En attendant, si vous souhaitez apercevoir Chonkers, jetez un œil au flux vidéo en direct de la jetée 39.
QU'EST-CE QUI REND CETTE OBSERVATION SI INHABITUELLE ?
Chonkers n'est pas le premier de son espèce à être observé sur la jetée 39. Selon Stephen Arsenault, il y en a généralement un qui se présente chaque année et qui y reste quelques jours avant de repartir. Chonkers est arrivé le 13 mars. C'est la durée de son séjour qui est inhabituelle.
Et même si sa présence n'est pas complètement inattendue, elle est plus inhabituelle. Par exemple, le Marine Mammal Center a sauvé un total de 43 otaries de Steller sur un total de 27 000 mammifères marins en 50 ans, explique Adam Ratner. En revanche, ils ont sauvé plus de 17 000 otaries de Californie et plus de 5 000 éléphants de mer du nord (Mirounga angustirostris). « C'est vraiment très rare » affirme-t-il.

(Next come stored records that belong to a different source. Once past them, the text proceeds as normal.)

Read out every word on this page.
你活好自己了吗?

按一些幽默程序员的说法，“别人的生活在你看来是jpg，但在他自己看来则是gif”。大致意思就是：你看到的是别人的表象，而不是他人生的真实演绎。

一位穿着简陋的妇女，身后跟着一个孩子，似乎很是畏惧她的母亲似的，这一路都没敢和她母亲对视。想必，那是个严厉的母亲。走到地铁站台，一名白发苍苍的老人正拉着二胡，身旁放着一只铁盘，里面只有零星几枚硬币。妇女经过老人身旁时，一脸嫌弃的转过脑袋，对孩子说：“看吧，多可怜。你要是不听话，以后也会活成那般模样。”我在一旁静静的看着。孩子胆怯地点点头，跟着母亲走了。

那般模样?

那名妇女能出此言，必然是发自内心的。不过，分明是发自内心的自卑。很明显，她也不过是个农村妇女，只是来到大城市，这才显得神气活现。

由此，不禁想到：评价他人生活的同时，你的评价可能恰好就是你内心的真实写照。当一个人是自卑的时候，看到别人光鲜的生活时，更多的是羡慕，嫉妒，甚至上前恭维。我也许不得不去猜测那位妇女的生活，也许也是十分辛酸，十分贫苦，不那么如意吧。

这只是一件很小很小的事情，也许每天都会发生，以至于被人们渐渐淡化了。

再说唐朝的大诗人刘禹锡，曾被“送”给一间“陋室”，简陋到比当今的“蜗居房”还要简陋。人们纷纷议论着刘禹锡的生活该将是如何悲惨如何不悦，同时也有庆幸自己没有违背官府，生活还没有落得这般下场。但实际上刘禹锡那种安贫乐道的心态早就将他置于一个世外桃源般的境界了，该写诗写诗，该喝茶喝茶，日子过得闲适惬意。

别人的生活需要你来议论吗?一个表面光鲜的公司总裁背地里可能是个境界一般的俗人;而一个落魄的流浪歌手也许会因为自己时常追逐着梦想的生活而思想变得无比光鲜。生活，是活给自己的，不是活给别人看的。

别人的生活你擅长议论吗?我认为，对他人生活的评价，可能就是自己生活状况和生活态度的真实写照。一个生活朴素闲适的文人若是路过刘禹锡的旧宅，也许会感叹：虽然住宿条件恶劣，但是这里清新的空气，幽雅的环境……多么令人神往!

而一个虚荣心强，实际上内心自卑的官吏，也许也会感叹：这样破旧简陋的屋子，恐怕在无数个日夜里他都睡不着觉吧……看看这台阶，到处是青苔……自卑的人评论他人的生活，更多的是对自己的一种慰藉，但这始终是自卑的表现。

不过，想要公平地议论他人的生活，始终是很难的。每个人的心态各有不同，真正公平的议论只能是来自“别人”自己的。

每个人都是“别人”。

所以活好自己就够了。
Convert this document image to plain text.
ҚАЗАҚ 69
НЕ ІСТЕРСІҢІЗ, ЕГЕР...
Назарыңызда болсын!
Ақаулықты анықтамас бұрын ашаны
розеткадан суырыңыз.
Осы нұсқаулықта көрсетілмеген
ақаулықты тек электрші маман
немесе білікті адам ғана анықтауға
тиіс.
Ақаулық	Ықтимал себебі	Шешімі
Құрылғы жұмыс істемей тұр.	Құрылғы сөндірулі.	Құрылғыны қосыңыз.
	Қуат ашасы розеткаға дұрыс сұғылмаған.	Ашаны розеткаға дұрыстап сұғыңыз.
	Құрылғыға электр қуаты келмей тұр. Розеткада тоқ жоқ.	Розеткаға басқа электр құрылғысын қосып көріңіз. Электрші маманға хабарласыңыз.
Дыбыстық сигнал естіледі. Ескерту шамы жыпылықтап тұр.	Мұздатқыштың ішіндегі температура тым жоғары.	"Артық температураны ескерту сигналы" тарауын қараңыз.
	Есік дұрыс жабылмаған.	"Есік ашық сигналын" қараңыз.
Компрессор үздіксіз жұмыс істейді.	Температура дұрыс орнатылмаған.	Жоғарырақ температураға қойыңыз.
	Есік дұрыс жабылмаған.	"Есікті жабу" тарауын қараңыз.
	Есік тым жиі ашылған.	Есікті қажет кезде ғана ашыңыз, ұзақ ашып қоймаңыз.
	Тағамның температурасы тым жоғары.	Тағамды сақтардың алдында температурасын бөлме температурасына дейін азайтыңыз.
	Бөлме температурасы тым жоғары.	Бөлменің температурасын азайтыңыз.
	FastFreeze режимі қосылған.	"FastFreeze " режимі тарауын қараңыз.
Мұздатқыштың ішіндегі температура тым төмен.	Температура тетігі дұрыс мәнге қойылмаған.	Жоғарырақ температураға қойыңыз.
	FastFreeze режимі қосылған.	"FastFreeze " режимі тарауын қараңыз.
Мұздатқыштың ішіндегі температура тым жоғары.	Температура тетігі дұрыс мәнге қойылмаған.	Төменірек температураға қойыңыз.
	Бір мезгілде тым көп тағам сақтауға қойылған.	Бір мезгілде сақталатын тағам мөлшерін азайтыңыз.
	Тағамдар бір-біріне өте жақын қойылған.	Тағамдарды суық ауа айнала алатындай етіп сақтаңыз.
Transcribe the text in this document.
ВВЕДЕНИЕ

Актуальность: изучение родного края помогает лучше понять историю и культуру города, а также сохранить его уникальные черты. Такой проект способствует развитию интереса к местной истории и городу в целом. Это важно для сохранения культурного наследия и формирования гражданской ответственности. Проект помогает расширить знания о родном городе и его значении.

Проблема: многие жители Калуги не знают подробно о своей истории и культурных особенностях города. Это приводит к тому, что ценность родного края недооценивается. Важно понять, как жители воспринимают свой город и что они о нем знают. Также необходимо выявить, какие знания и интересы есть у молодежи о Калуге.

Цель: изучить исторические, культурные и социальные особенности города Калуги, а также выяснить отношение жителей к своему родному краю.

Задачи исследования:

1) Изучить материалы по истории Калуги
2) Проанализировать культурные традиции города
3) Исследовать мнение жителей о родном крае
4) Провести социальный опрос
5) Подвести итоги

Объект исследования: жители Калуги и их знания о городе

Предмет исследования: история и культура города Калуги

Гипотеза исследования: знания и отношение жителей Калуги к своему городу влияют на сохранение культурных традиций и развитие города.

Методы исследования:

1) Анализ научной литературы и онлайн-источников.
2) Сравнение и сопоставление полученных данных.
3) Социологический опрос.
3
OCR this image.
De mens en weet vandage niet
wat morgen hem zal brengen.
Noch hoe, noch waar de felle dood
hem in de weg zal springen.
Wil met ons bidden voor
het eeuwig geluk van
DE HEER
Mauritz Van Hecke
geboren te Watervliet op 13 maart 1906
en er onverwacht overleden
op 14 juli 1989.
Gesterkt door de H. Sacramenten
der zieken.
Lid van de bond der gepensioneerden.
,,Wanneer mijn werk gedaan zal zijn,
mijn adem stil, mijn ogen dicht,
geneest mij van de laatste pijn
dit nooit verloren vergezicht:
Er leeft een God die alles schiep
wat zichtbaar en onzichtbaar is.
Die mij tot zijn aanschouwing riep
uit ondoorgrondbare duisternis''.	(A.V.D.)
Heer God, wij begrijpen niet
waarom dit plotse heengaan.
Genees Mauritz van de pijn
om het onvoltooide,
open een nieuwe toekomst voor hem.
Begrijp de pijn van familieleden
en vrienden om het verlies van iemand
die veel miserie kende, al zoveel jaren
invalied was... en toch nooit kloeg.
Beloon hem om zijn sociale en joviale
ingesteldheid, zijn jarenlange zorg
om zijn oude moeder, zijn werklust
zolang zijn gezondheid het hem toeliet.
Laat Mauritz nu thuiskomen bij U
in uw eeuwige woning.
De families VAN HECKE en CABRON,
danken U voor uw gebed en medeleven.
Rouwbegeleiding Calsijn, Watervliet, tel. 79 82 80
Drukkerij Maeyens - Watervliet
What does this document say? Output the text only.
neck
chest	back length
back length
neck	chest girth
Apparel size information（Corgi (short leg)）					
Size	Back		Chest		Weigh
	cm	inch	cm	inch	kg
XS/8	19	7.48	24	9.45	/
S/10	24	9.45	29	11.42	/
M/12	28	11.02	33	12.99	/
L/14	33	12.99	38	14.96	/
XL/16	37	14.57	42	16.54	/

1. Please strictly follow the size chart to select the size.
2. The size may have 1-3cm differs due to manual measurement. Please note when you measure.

Adam Ratner, Sharon Melin et d'autres affirment que ce qui rend Chonkers et la jetée 39 si singuliers, c'est la chance rare de pouvoir observer des animaux sauvages de près. « Ce que j'apprécie le plus dans l'histoire de Chonkers, c'est qu'elle nous donne la chance de pouvoir admirer ces animaux sauvages incroyables au cœur d'une grande zone urbaine », explique Adam Ratner. « Cela nous montre que les mammifères marins et les êtres humains peuvent cohabiter d'une manière qui profite aux deux parties ».
Stephen Arsenault affirme que l'intérêt suscité est palpable. « Nous observons beaucoup plus de passage » indique-t-il. « On m'a demandé à plusieurs reprises : "Où est l'otarie de Steller ?", c'est assez inhabituel ».
C'est un moment spécial que de voir un animal rare, d'autant plus que les otaries de Steller n'ont pas toujours prospéré dans ces eaux et font face à des menaces continues.
En 1997, les otaries de Steller ont été classées en deux groupes différents. La population occidentale reste inscrite sous l'Endangered Species Act, une loi des États-Unis visant à protéger des espèces en voie de disparition, tandis que la population orientale, à laquelle Chonkers appartient probablement, a été classée comme « menacée » avant de se rétablir suffisamment pour être retirée de la liste en 2013, le résultat d'années de protection et de conservation. Des périmètres de protection ont été créés autour des sites de reproduction et de repos afin d'éloigner les activités de pêche, permettant ainsi aux femelles et aux jeunes individus d'accéder plus facilement à la nourriture et d'augmenter leurs chances de survie.
Même si certaines populations se sont rétablies, Sharon Melin met en garde contre tout excès de confiance. Les vagues de chaleur marine et les phénomènes tels qu'El Niño peuvent encore avoir des répercussions importantes, en particulier sur les espèces côtières telles que les otaries de Steller, explique-t-elle, notamment en modifiant la répartition et l'abondance de leurs proies.
Les vagues de chaleur passées ont montré à quel point elles étaient vulnérables, le nombre de femelles adultes ayant diminué après la vague de chaleur entre 2014 et 2017. « Et c'est vraiment inquiétant car une fois les femelles disparues, la population en souffre pendant un certain temps » explique Sharon Melin. Les menaces qui pèsent sur ces populations persistent et nous ne pouvons pas nous permettre de les ignorer, ajoute-t-elle. « Nous avons une responsabilité envers elles, elles constituent un véritable trésor ».
Cet article a initialement paru sur le site nationalgeographic.com en langue anglaise.